Par conséquent, la demande de NEXIMMO 106 au titre de la répétition de l’indu ou de l’enrichissement sans cause sera rejetée.
Sur la demande reconventionnelle de dommages et intérêts
L’article 1240 du Code civil dispose que « tout fait quelconque de l’homme, qui cause à autrui un dommage, oblige celui par la faute duquel il est arrivé à le réparer ».
La société NEXIMMO 106 succombant, elle sera déboutée de sa demande indemnitaire formée à l’encontre de la société ASICS EUROPE B .V. pour procédure abusive.
Sur les autres demandes
Sur les dépens
Aux termes de l’article 696 du Code de procédure civile, la partie perdante est condamnée aux dépens, à moins que le juge, par décision motivée, n’en mette la totalité ou une fraction à la charge d’une autre partie.
En l’espèce, la société NEXIMMO 106 sera condamnée aux dépens.
Sur les frais irrépétibles
Aux termes de l’article 700 du Code de procédure civile, le juge condamne la partie tenue aux dépens ou qui perd son procès à payer à l’autre partie la somme qu’il détermine au titre des frais exposés et non compris dans les dépens. Le juge tient compte de l’équité ou de la situation économique de la partie condamnée.
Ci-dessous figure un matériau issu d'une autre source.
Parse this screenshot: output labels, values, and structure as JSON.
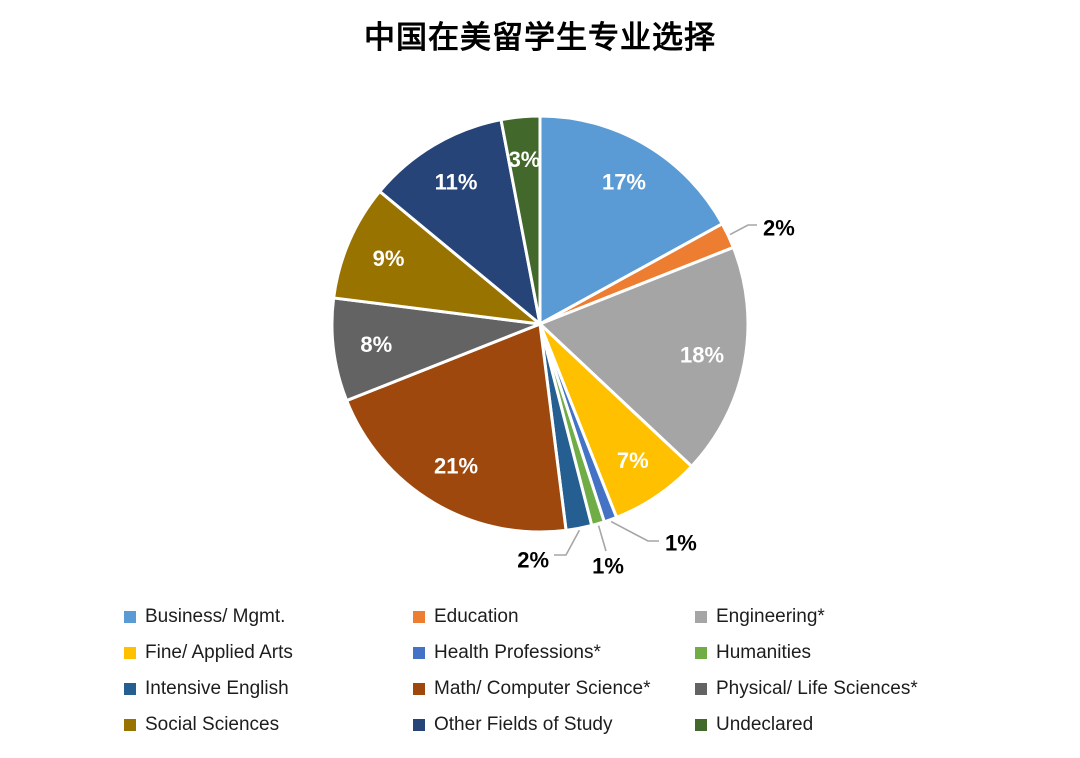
{
  "title": "中国在美留学生专业选择",
  "chart_data": {
    "type": "pie",
    "title": "中国在美留学生专业选择",
    "unit": "percent",
    "total": 100,
    "start_angle_deg": 0,
    "direction": "clockwise",
    "legend_position": "bottom",
    "legend_columns": 3,
    "label_color_inside": "#FFFFFF",
    "label_color_outside": "#000000",
    "leader_line_color": "#A6A6A6",
    "slice_border_color": "#FFFFFF",
    "slices": [
      {
        "label": "Business/ Mgmt.",
        "value": 17,
        "data_label": "17%",
        "color": "#5B9BD5",
        "label_placement": "inside"
      },
      {
        "label": "Education",
        "value": 2,
        "data_label": "2%",
        "color": "#ED7D31",
        "label_placement": "outside"
      },
      {
        "label": "Engineering*",
        "value": 18,
        "data_label": "18%",
        "color": "#A5A5A5",
        "label_placement": "inside"
      },
      {
        "label": "Fine/ Applied Arts",
        "value": 7,
        "data_label": "7%",
        "color": "#FFC000",
        "label_placement": "inside"
      },
      {
        "label": "Health Professions*",
        "value": 1,
        "data_label": "1%",
        "color": "#4472C4",
        "label_placement": "outside"
      },
      {
        "label": "Humanities",
        "value": 1,
        "data_label": "1%",
        "color": "#70AD47",
        "label_placement": "outside"
      },
      {
        "label": "Intensive English",
        "value": 2,
        "data_label": "2%",
        "color": "#255E91",
        "label_placement": "outside"
      },
      {
        "label": "Math/ Computer Science*",
        "value": 21,
        "data_label": "21%",
        "color": "#9E480E",
        "label_placement": "inside"
      },
      {
        "label": "Physical/ Life Sciences*",
        "value": 8,
        "data_label": "8%",
        "color": "#636363",
        "label_placement": "inside"
      },
      {
        "label": "Social Sciences",
        "value": 9,
        "data_label": "9%",
        "color": "#997300",
        "label_placement": "inside"
      },
      {
        "label": "Other Fields of Study",
        "value": 11,
        "data_label": "11%",
        "color": "#264478",
        "label_placement": "inside"
      },
      {
        "label": "Undeclared",
        "value": 3,
        "data_label": "3%",
        "color": "#43682B",
        "label_placement": "inside"
      }
    ]
  }
}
Il peut, même d’office, pour des raisons tirées des mêmes considérations, dire qu’il n’y a lieu à condamnation.
En l’espèce, l’équité commande de condamner la société NEXIMMO 106 à payer à la société ASICS EUROPE B.V. la somme de 10 000 € en application des dispositions de l’article 700 du Code de procédure civile.
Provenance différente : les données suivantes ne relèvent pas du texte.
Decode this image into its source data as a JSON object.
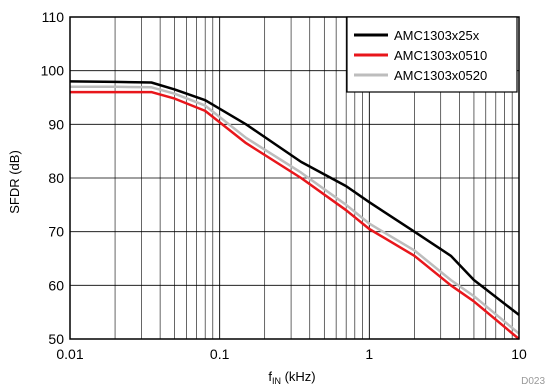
{
  "chart_data": {
    "type": "line",
    "title": "",
    "xlabel_main": "f",
    "xlabel_sub": "IN",
    "xlabel_unit": " (kHz)",
    "ylabel": "SFDR (dB)",
    "x_scale": "log",
    "xlim": [
      0.01,
      10
    ],
    "ylim": [
      50,
      110
    ],
    "x_ticks": [
      "0.01",
      "0.1",
      "1",
      "10"
    ],
    "y_ticks": [
      "50",
      "60",
      "70",
      "80",
      "90",
      "100",
      "110"
    ],
    "grid": true,
    "legend_position": "top-right",
    "figure_id": "D023",
    "series": [
      {
        "name": "AMC1303x25x",
        "color": "#000000",
        "x": [
          0.01,
          0.02,
          0.035,
          0.05,
          0.08,
          0.15,
          0.35,
          0.7,
          1.0,
          2.0,
          3.5,
          5.0,
          10.0
        ],
        "y": [
          98,
          97.9,
          97.8,
          96.5,
          94.5,
          90,
          83,
          78.5,
          75.5,
          70,
          65.5,
          61,
          54.5
        ]
      },
      {
        "name": "AMC1303x0510",
        "color": "#e8161b",
        "x": [
          0.01,
          0.02,
          0.035,
          0.05,
          0.08,
          0.15,
          0.35,
          0.7,
          1.0,
          2.0,
          3.5,
          5.0,
          10.0
        ],
        "y": [
          96,
          96,
          96,
          94.8,
          92.5,
          86.5,
          80,
          74,
          70.5,
          65.5,
          60,
          57,
          50
        ]
      },
      {
        "name": "AMC1303x0520",
        "color": "#bdbdbd",
        "x": [
          0.01,
          0.02,
          0.035,
          0.05,
          0.08,
          0.15,
          0.35,
          0.7,
          1.0,
          2.0,
          3.5,
          5.0,
          10.0
        ],
        "y": [
          97,
          97,
          96.9,
          95.7,
          93.5,
          87.5,
          81,
          75,
          71.5,
          66.5,
          61,
          58,
          51
        ]
      }
    ]
  }
}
Sur l’exécution provisoire
Il résulte de la combinaison des articles 514 et 515 du code de procédure civile que les décisions de première instance sont, de droit, exécutoires par provision. Le juge peut écarter l’exécution provisoire s’il estime qu’elle est incompatible avec la nature de l’affaire.
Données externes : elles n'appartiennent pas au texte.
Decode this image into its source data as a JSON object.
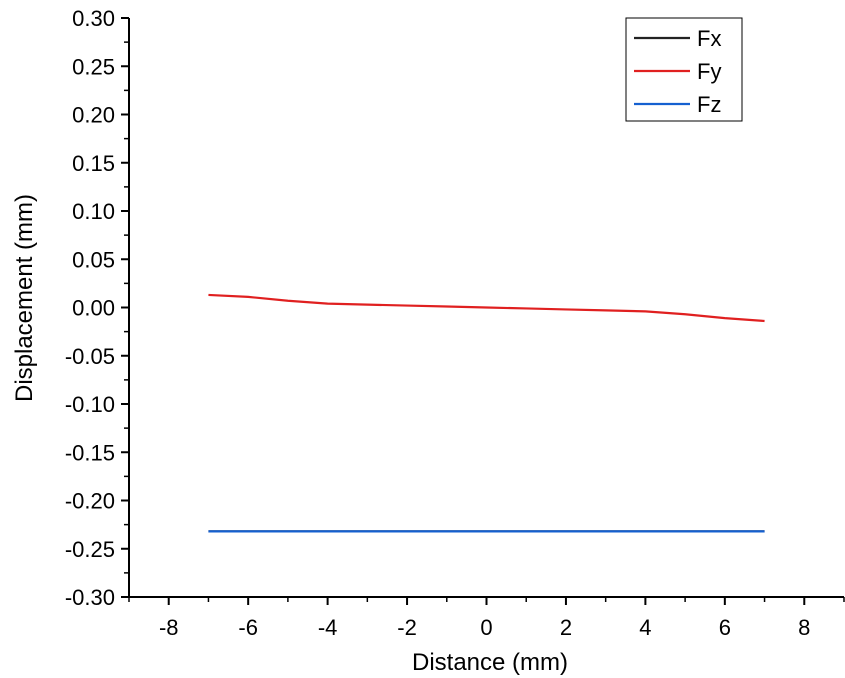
{
  "chart_data": {
    "type": "line",
    "title": "",
    "xlabel": "Distance (mm)",
    "ylabel": "Displacement (mm)",
    "xlim": [
      -9,
      9
    ],
    "ylim": [
      -0.3,
      0.3
    ],
    "x_ticks": [
      -8,
      -6,
      -4,
      -2,
      0,
      2,
      4,
      6,
      8
    ],
    "x_tick_labels": [
      "-8",
      "-6",
      "-4",
      "-2",
      "0",
      "2",
      "4",
      "6",
      "8"
    ],
    "y_ticks": [
      0.3,
      0.25,
      0.2,
      0.15,
      0.1,
      0.05,
      0.0,
      -0.05,
      -0.1,
      -0.15,
      -0.2,
      -0.25,
      -0.3
    ],
    "y_tick_labels": [
      "0.30",
      "0.25",
      "0.20",
      "0.15",
      "0.10",
      "0.05",
      "0.00",
      "-0.05",
      "-0.10",
      "-0.15",
      "-0.20",
      "-0.25",
      "-0.30"
    ],
    "grid": false,
    "legend_position": "top-right",
    "series": [
      {
        "name": "Fx",
        "color": "#222222",
        "x": [
          -7,
          7
        ],
        "y": [
          -0.232,
          -0.232
        ]
      },
      {
        "name": "Fy",
        "color": "#e02020",
        "x": [
          -7,
          -6,
          -5,
          -4,
          -3,
          -2,
          -1,
          0,
          1,
          2,
          3,
          4,
          5,
          6,
          7
        ],
        "y": [
          0.013,
          0.011,
          0.007,
          0.004,
          0.003,
          0.002,
          0.001,
          0.0,
          -0.001,
          -0.002,
          -0.003,
          -0.004,
          -0.007,
          -0.011,
          -0.014
        ]
      },
      {
        "name": "Fz",
        "color": "#1560d0",
        "x": [
          -7,
          7
        ],
        "y": [
          -0.232,
          -0.232
        ]
      }
    ]
  }
}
En l’espèce, l’exécution provisoire n’est pas incompatible avec la nature de l’affaire.
En conséquence, il n’y a pas lieu d’écarter l’exécution provisoire de droit.
PAR CES MOTIFS,
Le tribunal, statuant par décision contradictoire mise à disposition au greffe, rendue en premier ressort,
CONDAMNE la société NEXIMMO 106 à restituer à la société ASICS EUROPE B.V. la somme de 471 010,50 € (QUATRE CENT SOIXANTE ET ONZE MILLE DIX EUROS ET CINQUANTE CENTIMES) au titre du montant du dépôt de garantie avec intérêt au taux légal à compter de la mise en demeure du 28 février 2020 ;
REJETTE la demande de répétition de la société NEXIMMO 106 de la compensation financière qu’elle a versée en application des dispositions de la contre-lettre du 15 novembre 2017 ;
DÉBOUTE les parties de leurs demandes plus amples ou contraires ;
CONDAMNE la société NEXIMMO 106 à verser à la société ASICS EUROPE B.V. la somme de 10 000 € (DIX MILLE EUROS) au titre de l’article 700 du Code de procédure civile,
CONDAMNE la société NEXIMMO 106 aux entiers dépens ;
RAPPELLE que l’exécution provisoire est de droit.